Joseph Conrad: Nostromo

PART SECOND: THE ISABELS
8. CHAPTER EIGHT (continued)

Decoud had no answer to make. It was not a position for argument,
for a display of scruples or feelings. There were a thousand
ways in which a panic-stricken man could make himself dangerous.
It was evident that Hirsch could not be spoken to, reasoned with,
or persuaded into a rational line of conduct. The story of his
own escape demonstrated that clearly enough. Decoud thought that
it was a thousand pities the wretch had not died of fright.
Nature, who had made him what he was, seemed to have calculated
cruelly how much he could bear in the way of atrocious anguish
without actually expiring. Some compassion was due to so much
terror. Decoud, though imaginative enough for sympathy, resolved
not to interfere with any action that Nostromo would take. But
Nostromo did nothing. And the fate of Senor Hirsch remained
suspended in the darkness of the gulf at the mercy of events
which could not be foreseen.

The Capataz, extending his hand, put out the candle suddenly.

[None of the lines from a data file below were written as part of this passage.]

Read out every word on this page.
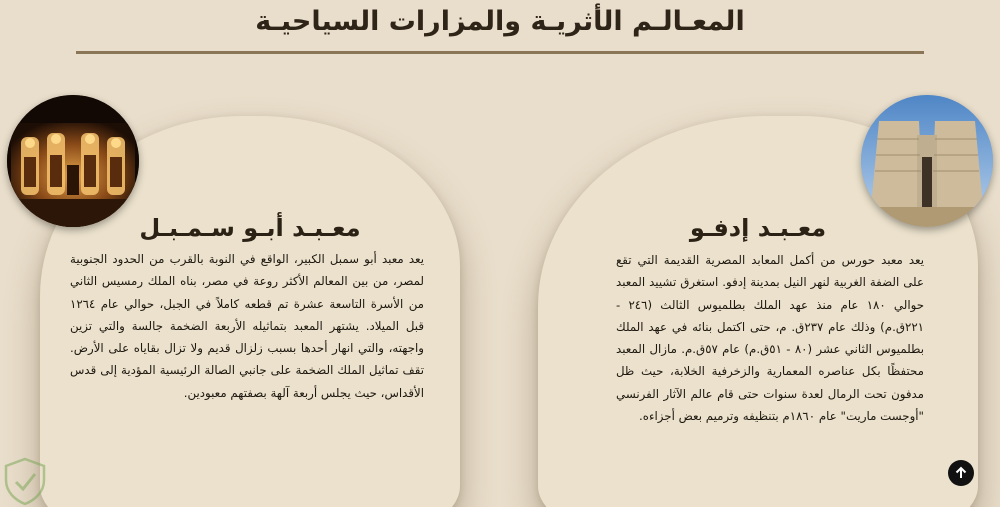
المعـالـم الأثريـة والمزارات السياحيـة
معـبـد أبـو سـمـبـل
يعد معبد أبو سمبل الكبير، الواقع في النوبة بالقرب من الحدود الجنوبية لمصر، من بين المعالم الأكثر روعة في مصر، بناه الملك رمسيس الثاني من الأسرة التاسعة عشرة تم قطعه كاملاً في الجبل، حوالي عام ١٢٦٤ قبل الميلاد. يشتهر المعبد بتماثيله الأربعة الضخمة جالسة والتي تزين واجهته، والتي انهار أحدها بسبب زلزال قديم ولا تزال بقاياه على الأرض. تقف تماثيل الملك الضخمة على جانبي الصالة الرئيسية المؤدية إلى قدس الأقداس، حيث يجلس أربعة آلهة بصفتهم معبودين.
معـبـد إدفـو
يعد معبد حورس من أكمل المعابد المصرية القديمة التي تقع على الضفة الغربية لنهر النيل بمدينة إدفو. استغرق تشييد المعبد حوالي ١٨٠ عام منذ عهد الملك بطلميوس الثالث (٢٤٦ - ٢٢١ق.م) وذلك عام ٢٣٧ق. م، حتى اكتمل بنائه في عهد الملك بطلميوس الثاني عشر (٨٠ - ٥١ق.م) عام ٥٧ق.م. مازال المعبد محتفظًا بكل عناصره المعمارية والزخرفية الخلابة، حيث ظل مدفون تحت الرمال لعدة سنوات حتى قام عالم الآثار الفرنسي "أوجست ماريت" عام ١٨٦٠م بتنظيفه وترميم بعض أجزاءه.
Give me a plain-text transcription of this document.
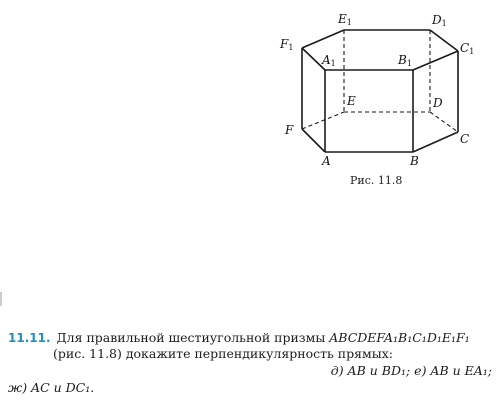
$F_1$
$E_1$	$D_1$
$C_1$
$A_1$	$B_1$
E	D
F
C
A	B
Рис. 11.8
11.11. Для правильной шестиугольной призмы ABCDEFA₁B₁C₁D₁E₁F₁
(рис. 11.8) докажите перпендикулярность прямых:
д) AB и BD₁; е) AB и EA₁;
ж) AC и DC₁.
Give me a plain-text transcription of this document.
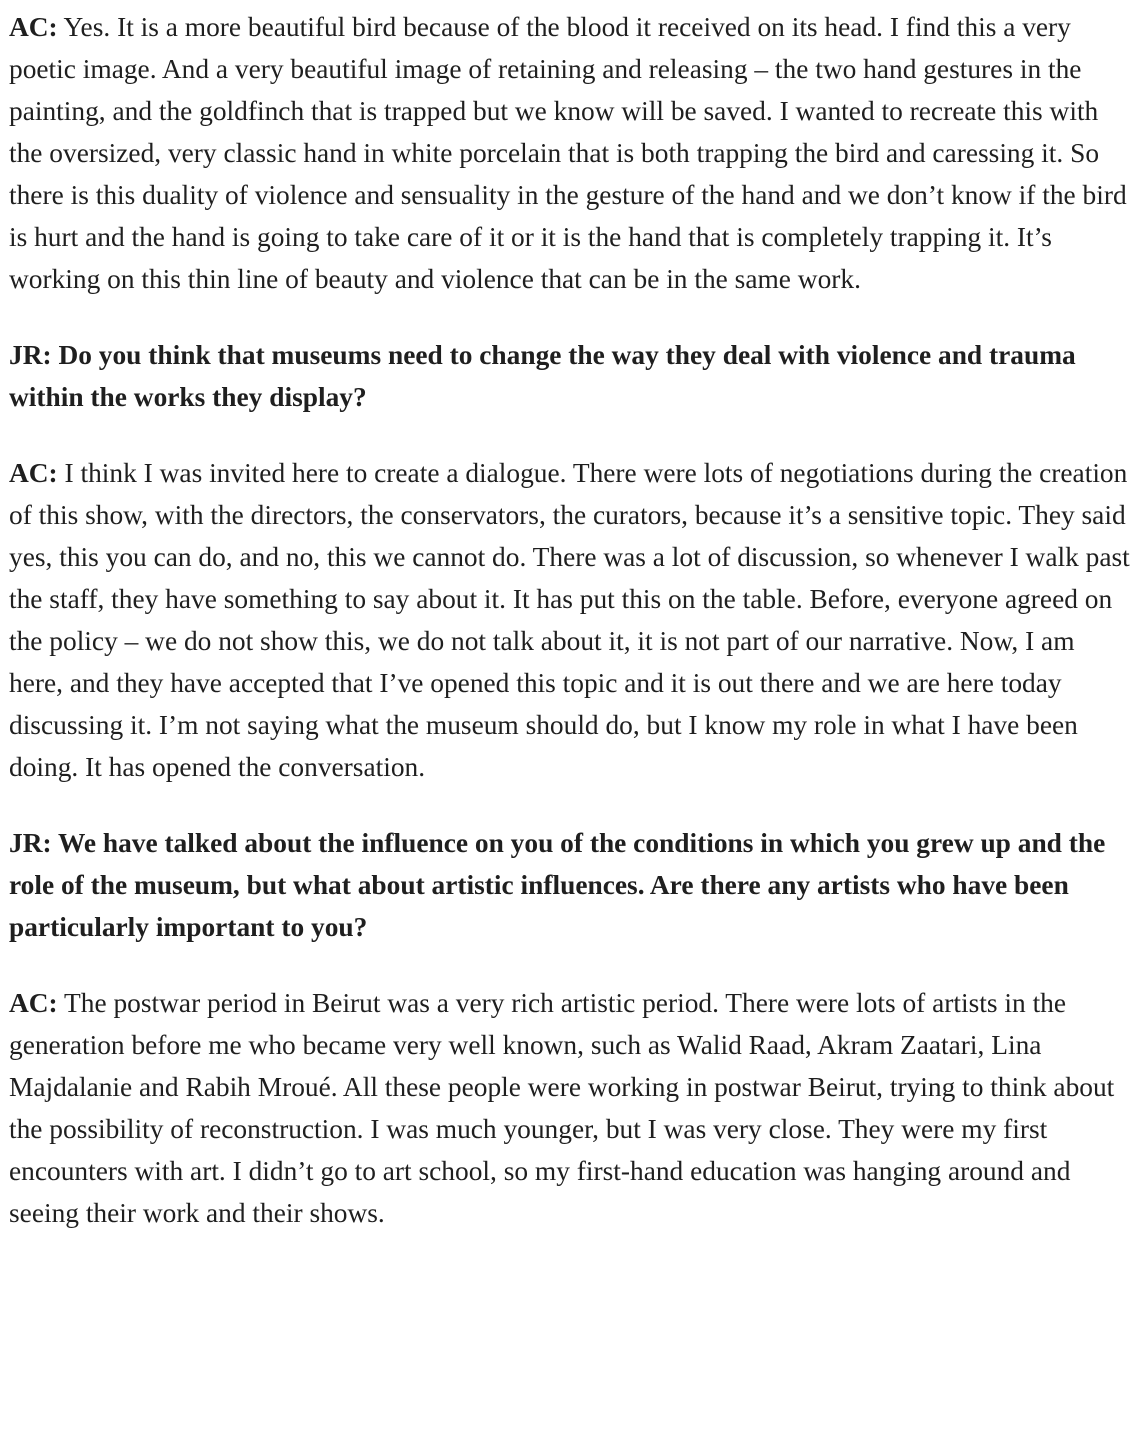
AC: Yes. It is a more beautiful bird because of the blood it received on its head. I find this a very poetic image. And a very beautiful image of retaining and releasing – the two hand gestures in the painting, and the goldfinch that is trapped but we know will be saved. I wanted to recreate this with the oversized, very classic hand in white porcelain that is both trapping the bird and caressing it. So there is this duality of violence and sensuality in the gesture of the hand and we don’t know if the bird is hurt and the hand is going to take care of it or it is the hand that is completely trapping it. It’s working on this thin line of beauty and violence that can be in the same work.

JR: Do you think that museums need to change the way they deal with violence and trauma within the works they display?

AC: I think I was invited here to create a dialogue. There were lots of negotiations during the creation of this show, with the directors, the conservators, the curators, because it’s a sensitive topic. They said yes, this you can do, and no, this we cannot do. There was a lot of discussion, so whenever I walk past the staff, they have something to say about it. It has put this on the table. Before, everyone agreed on the policy – we do not show this, we do not talk about it, it is not part of our narrative. Now, I am here, and they have accepted that I’ve opened this topic and it is out there and we are here today discussing it. I’m not saying what the museum should do, but I know my role in what I have been doing. It has opened the conversation.

JR: We have talked about the influence on you of the conditions in which you grew up and the role of the museum, but what about artistic influences. Are there any artists who have been particularly important to you?

AC: The postwar period in Beirut was a very rich artistic period. There were lots of artists in the generation before me who became very well known, such as Walid Raad, Akram Zaatari, Lina Majdalanie and Rabih Mroué. All these people were working in postwar Beirut, trying to think about the possibility of reconstruction. I was much younger, but I was very close. They were my first encounters with art. I didn’t go to art school, so my first-hand education was hanging around and seeing their work and their shows.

It
was to Decoud as if his companion had destroyed, by a single
touch, the world of affairs, of loves, of revolution, where his
complacent superiority analyzed fearlessly all motives and all
passions, including his own.

He gasped a little. Decoud was affected by the novelty of his
position. Intellectually self-confident, he suffered from being
deprived of the only weapon he could use with effect. No
intelligence could penetrate the darkness of the Placid Gulf.
There remained only one thing he was certain of, and that was the
overweening vanity of his companion. It was direct,
uncomplicated, naive, and effectual. Decoud, who had been making
use of him, had tried to understand his man thoroughly. He had
discovered a complete singleness of motive behind the varied
manifestations of a consistent character. This was why the man
remained so astonishingly simple in the jealous greatness of his
conceit. And now there was a complication. It was evident that he
resented having been given a task in which there were so many
chances of failure. "I wonder," thought Decoud, "how he would
behave if I were not here."

He heard Nostromo mutter again, "No! there is no room for fear on
this lighter. Courage itself does not seem good enough. I have a
good eye and a steady hand; no man can say he ever saw me tired
or uncertain what to do; but por Dios, Don Martin, I have been
sent out into this black calm on a business where neither a good
eye, nor a steady hand, nor judgment are any use. . . ." He swore
a string of oaths in Spanish and Italian under his breath.
"Nothing but sheer desperation will do for this affair."